Alternating Series and P-series convergence

[kylera]

Alternating Series and P-series "convergence"

I couldn't resist trying out a pun. Anyway, onto the question:

Homework Statement

Test the series for convergence/divergence:
$$\sum^{\infty}_{n=1}\frac{-1^{n-1}}{\sqrt{n}}$$

Homework Equations

Alternating Series Test and possibly p-series test...

The Attempt at a Solution

The expression for an alternating series goes as a(n) = (-1)^(n-1) * b(n). Having said that, it's obvious that b(n) is

$$\frac{1}{\sqrt{n}}$$

which can be re-written as $$\frac{1}{n^\frac{1}{2}}$$. But by the rules of the p-series, since 0.5 is obviously lesser than 1, I came to the conclusion that the series diverges. Instead, the answer states that the series does indeed converge. Can anyone help shed some light in this?

 

[rock.freak667]

I think for the p-series test, the numerator must be '1' only.

 

[Dick]

Forget the p-series test. Concentrate on the alternating series test. b(n) is decreasing towards 0. Sorry, I don't get the 'pun'. Am I being thick?

 

[d_leet]

Sorry, I don't get the 'pun'. Am I being thick?

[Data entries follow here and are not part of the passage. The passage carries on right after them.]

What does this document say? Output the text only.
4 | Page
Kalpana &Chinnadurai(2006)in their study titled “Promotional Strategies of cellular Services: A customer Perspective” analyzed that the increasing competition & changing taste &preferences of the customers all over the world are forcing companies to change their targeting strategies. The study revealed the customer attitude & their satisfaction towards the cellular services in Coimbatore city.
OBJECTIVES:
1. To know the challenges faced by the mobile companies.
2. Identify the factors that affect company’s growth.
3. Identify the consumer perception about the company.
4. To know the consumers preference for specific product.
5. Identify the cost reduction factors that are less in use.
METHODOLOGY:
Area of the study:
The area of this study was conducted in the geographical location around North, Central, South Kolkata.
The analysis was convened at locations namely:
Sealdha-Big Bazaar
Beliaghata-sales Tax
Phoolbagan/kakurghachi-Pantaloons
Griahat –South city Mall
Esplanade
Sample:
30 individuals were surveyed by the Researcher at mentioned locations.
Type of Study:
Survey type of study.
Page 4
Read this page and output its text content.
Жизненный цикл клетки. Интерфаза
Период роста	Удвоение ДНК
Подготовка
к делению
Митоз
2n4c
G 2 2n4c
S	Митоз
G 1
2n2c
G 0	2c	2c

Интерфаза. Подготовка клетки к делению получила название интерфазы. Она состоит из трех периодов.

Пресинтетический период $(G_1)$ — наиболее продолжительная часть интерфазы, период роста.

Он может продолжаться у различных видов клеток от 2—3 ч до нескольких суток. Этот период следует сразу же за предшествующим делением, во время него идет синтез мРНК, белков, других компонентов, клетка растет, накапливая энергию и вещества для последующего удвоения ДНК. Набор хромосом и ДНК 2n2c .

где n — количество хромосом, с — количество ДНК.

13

I don't think you are since I don't get it either.

 

[rock.freak667]

Well usually for the p-series test, the only examples with fractions I've ever seen is where the function is in the form

$$\frac{1}{f(n)}$$

 

[Dick]

Well usually for the p-series test, the only examples with fractions I've ever seen is where the function is in the form

$$\frac{1}{f(n)}$$

Sure, in fact, it applies only to series of the form 1/n^p or n^(p). I wasn't saying you were wrong. It's useful here if you want to discuss absolute convergence. It is useless for the given function.

 

[HallsofIvy]

The "p-series" only applies to positive series. That's why Dick says it is useful to discuss absolute convergence. If your series has both positive and negative terms then it may converge "conditionally". It will converge absolutely only if the series of absolute values converges.

By the "alternating series test", the series
$$\sum \frac{(-1)^n}{\sqrt{n}}$$
converges.

By the "p- series test"
$$\sum \left|\frac{(-1)^n}{\sqrt{n}}\right|= \sum \frac{1}{\sqrt{n}}= \sum \frac{1}{n^{1/2}}$$
does NOT converge and so the original series converges conditionally, not absolutely.